A Patricia começou a correr quase sem querer. Alternando caminhada e corrida com alguns amigos que também treinavam sem maiores pretensões, ela acabou descobrindo o gosto por um esporte no qual ela se destaca. Hoje, deixa muita gente bem treinada para trás nas competições das quais participa.

A vontade de superar os limites apareceu logo de cara. "Um dia eu consegui fazer 3 km sem parar e achei o máximo. Decidi que nunca mais iria correr menos do que três. Aí um dia um amigo me convenceu a correr 4 km com ele, mas eu achava que seria impossivel. Quando acabou, ele disse: ´Parabéns, voce conseguiu correr seis!´ Pensei: ´Nossa, de três para seis, nunca mais vou correr menos do que seis.´ E assim foi, até que eu cheguei nos 10 km e resolvi que queria melhorar o tempo. Foi uma prova na 23 de maio e eu acabei em 58 minutos.", conta.

Nestas alturas, o treinamento sem orientação cobrou um preço: foi diagnosticada uma fratura por estresse. Corridas suspensas, muito choro e algum tempo no estaleiro depois, Patricia recebeu a indicação de procurar o Flávio para disciplinar os treinos. Hoje, ela completa 10 km em 43 minutos e acaba a prova querendo correr mais um pouco.

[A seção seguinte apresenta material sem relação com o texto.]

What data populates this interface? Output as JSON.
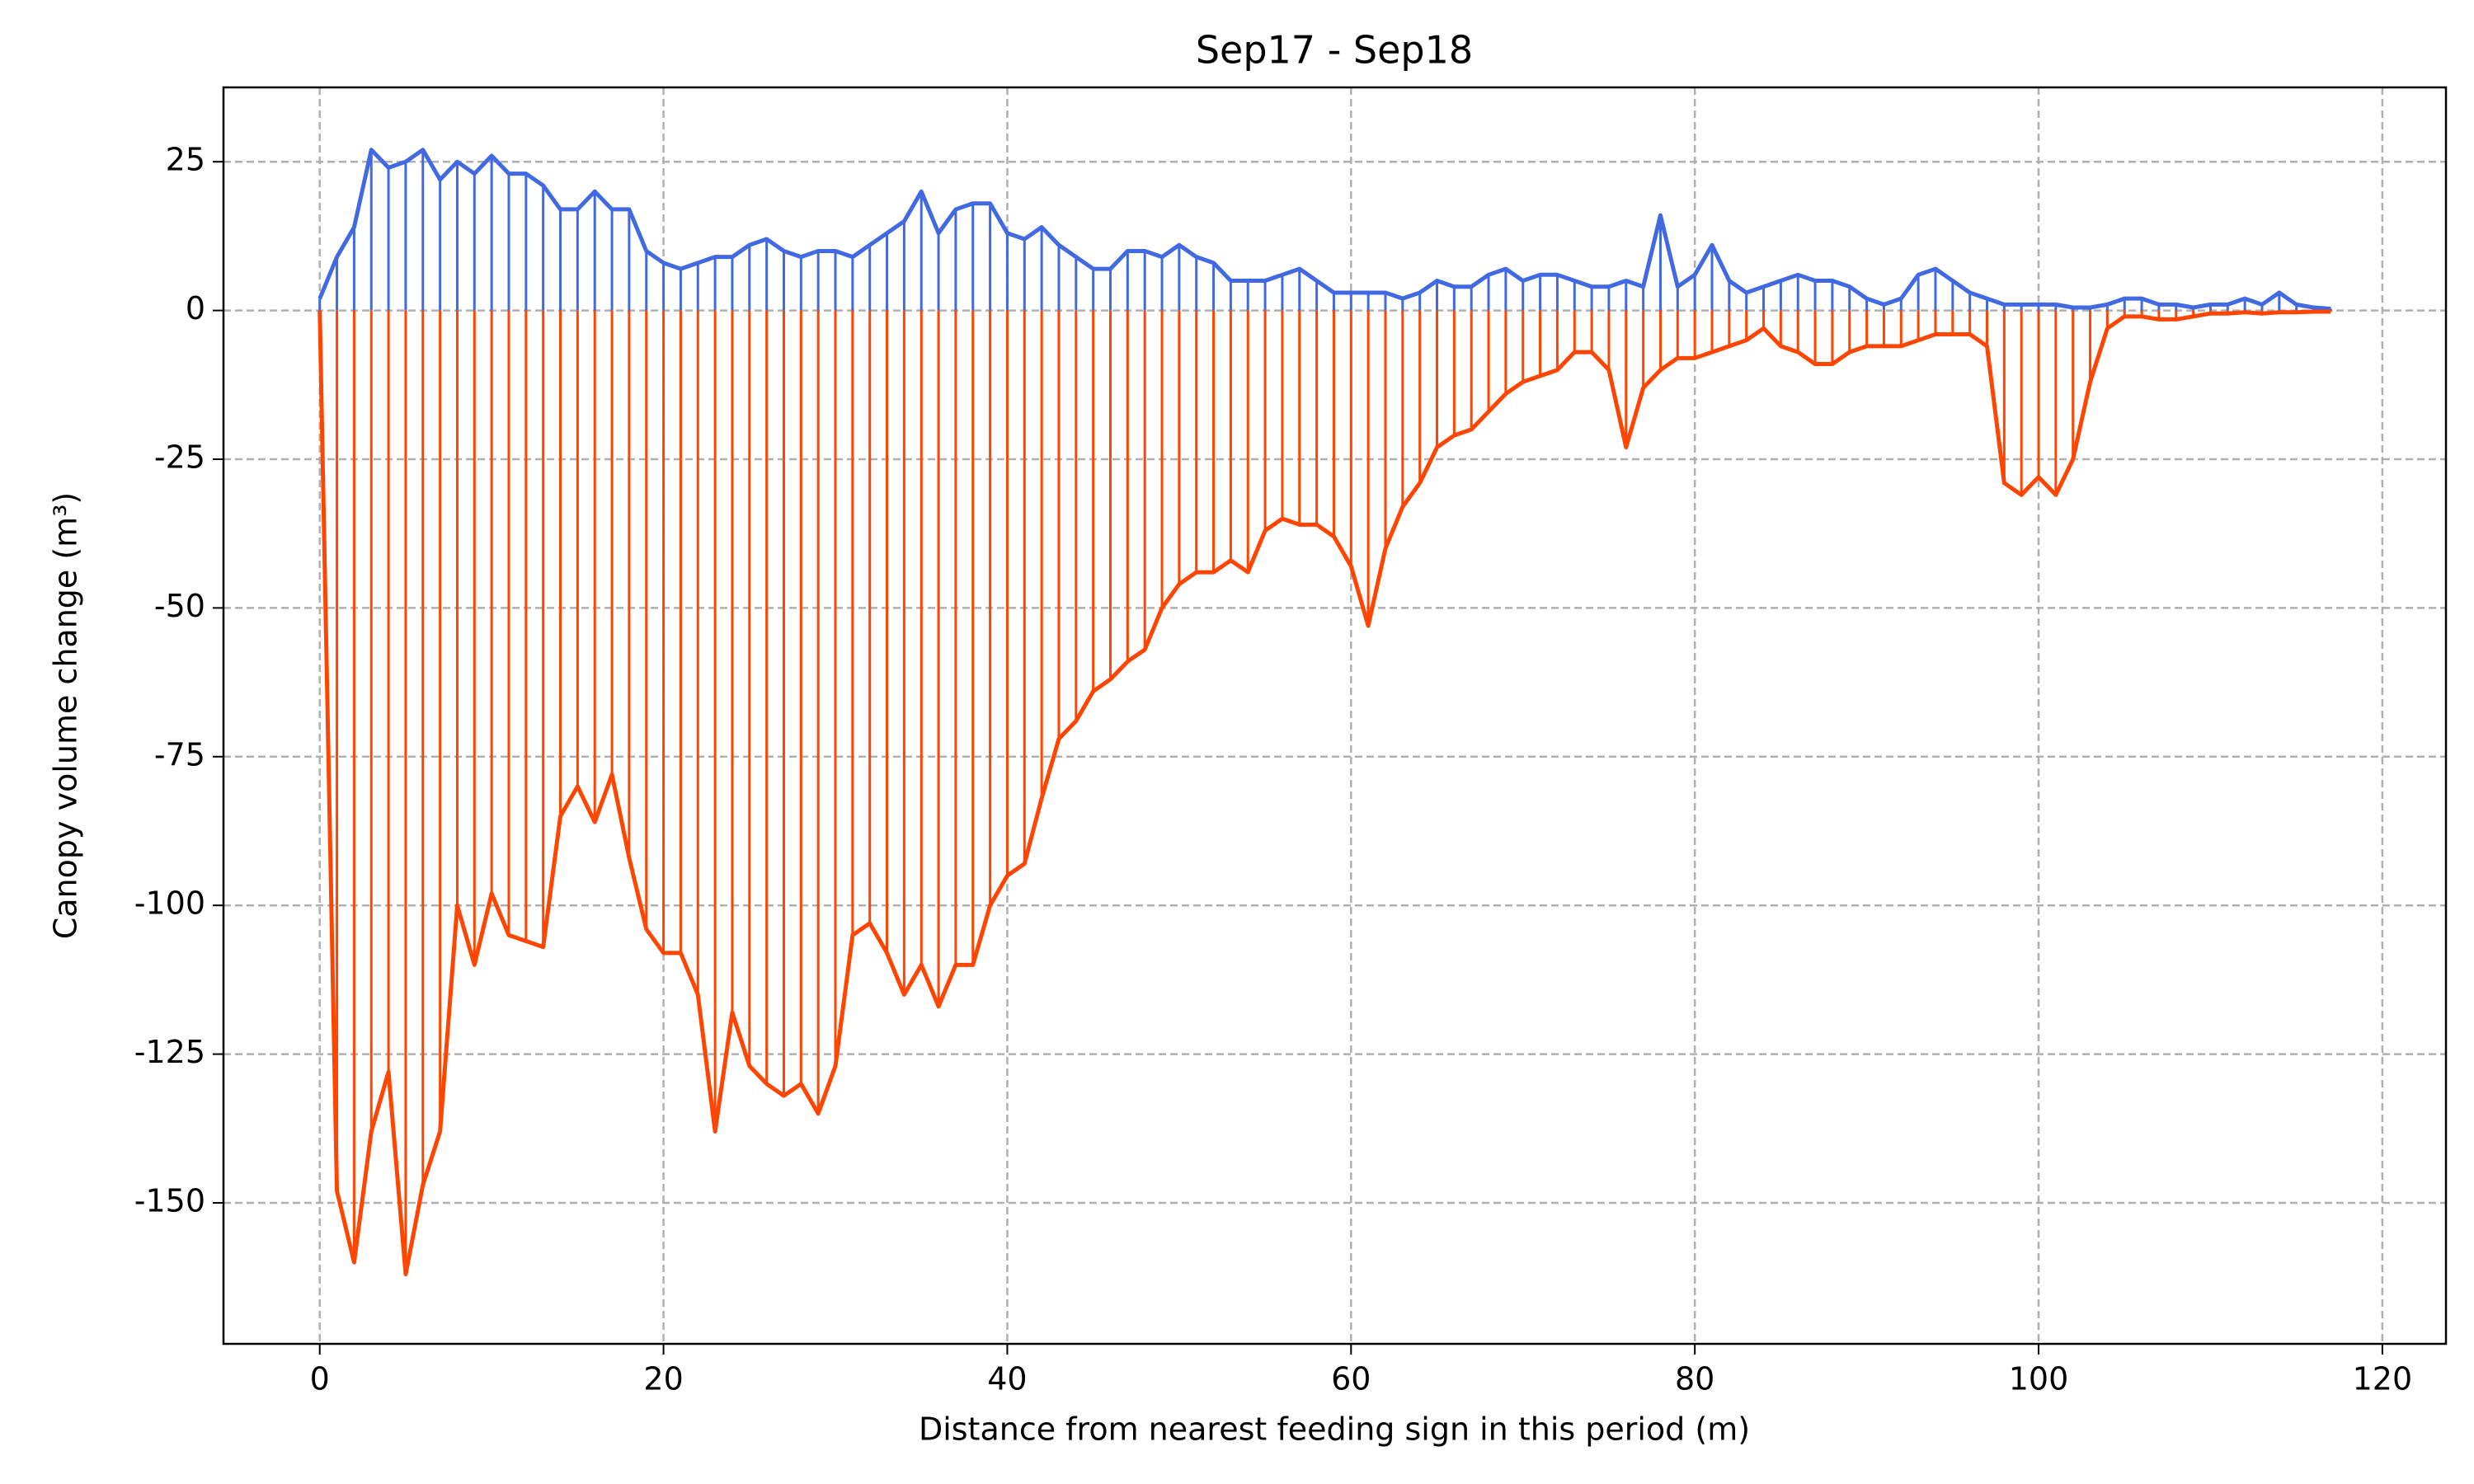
{
  "chart_data": {
    "type": "stem-line",
    "title": "Sep17 - Sep18",
    "x_label": "Distance from nearest feeding sign in this period (m)",
    "y_label": "Canopy volume change (m³)",
    "x": [
      0,
      1,
      2,
      3,
      4,
      5,
      6,
      7,
      8,
      9,
      10,
      11,
      12,
      13,
      14,
      15,
      16,
      17,
      18,
      19,
      20,
      21,
      22,
      23,
      24,
      25,
      26,
      27,
      28,
      29,
      30,
      31,
      32,
      33,
      34,
      35,
      36,
      37,
      38,
      39,
      40,
      41,
      42,
      43,
      44,
      45,
      46,
      47,
      48,
      49,
      50,
      51,
      52,
      53,
      54,
      55,
      56,
      57,
      58,
      59,
      60,
      61,
      62,
      63,
      64,
      65,
      66,
      67,
      68,
      69,
      70,
      71,
      72,
      73,
      74,
      75,
      76,
      77,
      78,
      79,
      80,
      81,
      82,
      83,
      84,
      85,
      86,
      87,
      88,
      89,
      90,
      91,
      92,
      93,
      94,
      95,
      96,
      97,
      98,
      99,
      100,
      101,
      102,
      103,
      104,
      105,
      106,
      107,
      108,
      109,
      110,
      111,
      112,
      113,
      114,
      115,
      116,
      117
    ],
    "series": [
      {
        "color": "#4169e1",
        "values": [
          2,
          9,
          14,
          27,
          24,
          25,
          27,
          22,
          25,
          23,
          26,
          23,
          23,
          21,
          17,
          17,
          20,
          17,
          17,
          10,
          8,
          7,
          8,
          9,
          9,
          11,
          12,
          10,
          9,
          10,
          10,
          9,
          11,
          13,
          15,
          20,
          13,
          17,
          18,
          18,
          13,
          12,
          14,
          11,
          9,
          7,
          7,
          10,
          10,
          9,
          11,
          9,
          8,
          5,
          5,
          5,
          6,
          7,
          5,
          3,
          3,
          3,
          3,
          2,
          3,
          5,
          4,
          4,
          6,
          7,
          5,
          6,
          6,
          5,
          4,
          4,
          5,
          4,
          16,
          4,
          6,
          11,
          5,
          3,
          4,
          5,
          6,
          5,
          5,
          4,
          2,
          1,
          2,
          6,
          7,
          5,
          3,
          2,
          1,
          1,
          1,
          1,
          0.5,
          0.5,
          1,
          2,
          2,
          1,
          1,
          0.5,
          1,
          1,
          2,
          1,
          3,
          1,
          0.5,
          0.3
        ]
      },
      {
        "color": "#ff4500",
        "values": [
          0,
          -148,
          -160,
          -138,
          -128,
          -162,
          -147,
          -138,
          -100,
          -110,
          -98,
          -105,
          -106,
          -107,
          -85,
          -80,
          -86,
          -78,
          -92,
          -104,
          -108,
          -108,
          -115,
          -138,
          -118,
          -127,
          -130,
          -132,
          -130,
          -135,
          -127,
          -105,
          -103,
          -108,
          -115,
          -110,
          -117,
          -110,
          -110,
          -100,
          -95,
          -93,
          -82,
          -72,
          -69,
          -64,
          -62,
          -59,
          -57,
          -50,
          -46,
          -44,
          -44,
          -42,
          -44,
          -37,
          -35,
          -36,
          -36,
          -38,
          -43,
          -53,
          -40,
          -33,
          -29,
          -23,
          -21,
          -20,
          -17,
          -14,
          -12,
          -11,
          -10,
          -7,
          -7,
          -10,
          -23,
          -13,
          -10,
          -8,
          -8,
          -7,
          -6,
          -5,
          -3,
          -6,
          -7,
          -9,
          -9,
          -7,
          -6,
          -6,
          -6,
          -5,
          -4,
          -4,
          -4,
          -6,
          -29,
          -31,
          -28,
          -31,
          -25,
          -12,
          -3,
          -1,
          -1,
          -1.5,
          -1.5,
          -1,
          -0.5,
          -0.5,
          -0.3,
          -0.5,
          -0.3,
          -0.3,
          -0.2,
          -0.2
        ]
      }
    ],
    "xlim": [
      -5.6,
      123.7
    ],
    "ylim": [
      -173.7,
      37.5
    ],
    "xticks": [
      0,
      20,
      40,
      60,
      80,
      100,
      120
    ],
    "yticks": [
      -150,
      -125,
      -100,
      -75,
      -50,
      -25,
      0,
      25
    ],
    "grid": true
  }
}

Trabalhando em banco, Patricia tem um dia-a-dia agitado. Mas o treino, depois do dia estressante, é sagrado. "Eu esqueço tudo, deleto toda a rotina de trabalho e não penso em nada, só corro. Sacrifico festas, baladas, happy hour, prefiro não faltar nos treinos." Mas então a corrida atrapalha a vida social? "Não, eu tenho uma vida social! Correr é uma coisa que eu gosto e que me permite conhecer e encontrar um monte de gente. Aqui eu falo com todo mundo, brinco com todo mundo, falo com cada um um tipo de assunto. Eu acabo me relacionando com pessoas que fazem parte do meu mundo!", afirma.

Algumas amigas insistem que ela deveria sair mais, ver gente, conhecer pessoas novas. "Mas quer mais do que isso aqui para conhecer pessoas?", ela pergunta, mostrando com as mãos a USP lotada de gente, como acontece todos os sábados. "Em vez de ficar em um bar se lamentando, eu prefiro esse clima alto astral do povo que curte corrida. A corrida faz parte de uma rotina que me ajuda a dormir bem, acordar de manhã animada, inteira, enfrentar o dia de trabalho com alegria. Eu optei por ter essa vida assim, saudável. Eu não preciso beber para ser feliz. E vou continuar assim até o fim da minha vida, não vou ficar chata nunca."